00010000  à  (assume) 0001.0000

     +)  00030000  à  (assume) 0003.0000

     ----------------------------------------------

           00040000 à   0004.0000

However, if we are to do a multiply, things get a little bit uglier:

            00010000 à (assume) 0001.0000

      x)  00030000 à (assume) 0003.0000

      ----------------------------------------------

            00000004.00000000

Because of the fixed point is moved when we do a multiply, we have to find a way to shift the registers and figure out what number it is. The approach that is used is to assume the fixed point to be at the 4^th spot just like above. When we multiply, instead of using “mul” which takes 3 registers, we use “mult”, which takes the two registers that are to be multiplied, and stores the result in two registers high and low. Then, we simply combine the first 4 digits from the high register, and the last 4 digits of the low register, and put it together to make our number. For example, if the above product 00000004.00000000 was split and put together, it would just become 00040000 stored in the register.

Notice in the problem however, we need to multiply two unreal numbers. It’s not just 3 x 4, but it’s (3 + 4j ) ( 5 – 6j ), how do we determine what the answer is since we’re not really keeping track of real and unreal numbers? If you break it down, the equation is like this (a+bj)(c+dj)= (ac-bd) + (ad+cb)j. So mixing together the shifting and combing registers for multiply, and breaking down the unreal multiplication, we have can multiply unreal numbers using fixed point notation. A function has been provided for you in assembly code.

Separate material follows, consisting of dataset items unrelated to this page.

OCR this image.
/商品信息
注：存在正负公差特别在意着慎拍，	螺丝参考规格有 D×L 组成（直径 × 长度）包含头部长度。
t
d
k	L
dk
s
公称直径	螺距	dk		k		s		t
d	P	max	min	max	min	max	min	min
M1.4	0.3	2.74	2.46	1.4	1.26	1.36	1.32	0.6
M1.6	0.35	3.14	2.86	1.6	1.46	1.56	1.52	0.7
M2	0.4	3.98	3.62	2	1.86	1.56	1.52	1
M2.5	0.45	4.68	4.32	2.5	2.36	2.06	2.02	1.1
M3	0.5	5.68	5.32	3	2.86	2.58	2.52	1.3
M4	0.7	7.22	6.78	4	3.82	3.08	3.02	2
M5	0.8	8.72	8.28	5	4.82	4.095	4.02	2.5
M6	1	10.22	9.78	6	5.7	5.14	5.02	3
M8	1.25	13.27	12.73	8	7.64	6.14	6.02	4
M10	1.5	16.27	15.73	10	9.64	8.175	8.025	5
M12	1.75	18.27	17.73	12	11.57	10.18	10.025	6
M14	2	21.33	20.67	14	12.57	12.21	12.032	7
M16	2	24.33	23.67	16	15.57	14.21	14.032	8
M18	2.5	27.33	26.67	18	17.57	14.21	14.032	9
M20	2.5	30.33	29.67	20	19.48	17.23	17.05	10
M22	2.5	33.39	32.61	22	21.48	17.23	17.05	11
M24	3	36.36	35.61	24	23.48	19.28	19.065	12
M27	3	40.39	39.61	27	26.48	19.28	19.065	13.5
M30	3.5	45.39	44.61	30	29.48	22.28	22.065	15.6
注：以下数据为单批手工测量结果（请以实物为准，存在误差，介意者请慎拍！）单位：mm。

            Now back to the original problem, how do we determine the sin and cos of a value? In MIPS there are no built in sin and cos functions like C or Java. There has been several approaches that people have used, and they all have advantages and disadvantages. For example, we could build a lookup table containing all the values from 0 to 90 for sin and cos, and every time the user calls sin or cos, it just goes to that lookup table and finds the value and returns it. This case, it uses the most space because the program needs to create memory to store all the values of sin and cos. However, it’s the fastest to process, because the CPU doesn’t need to execute extra instructions, it just needs to find the value and return it. Another way is to use the Taylor series to determine the sin and cos values. That way uses less space, but the CPU has to do more computations, causing it to be slower. In our program, we are using the lookup table, and the function has been provided for you. Notice however, that because in FFT, all the sin and cos’s that take value takes a negative value, so the written function for sin/cos is customized to take in a negative number, so just pass in the negative value when you use the function.

 

            Our third concern is how we convert the fixed point notation back to decimal notation? The answer is you don’t need to. However, we do provide you with a function that prints out your signal onto the console so you don’t need to go on decoding Hex numbers and figuring out the fixed point notations. Once you finish the program, you may check your outputted values with matlab, the function for FFT is fft(). Here’s a matlab example that does the FFT of the signal [1,2,3,4]:

            f=[1,2,3,4]

            fft(f)

            You should see the answer come out, and you will be able to confirm your program to see if it works.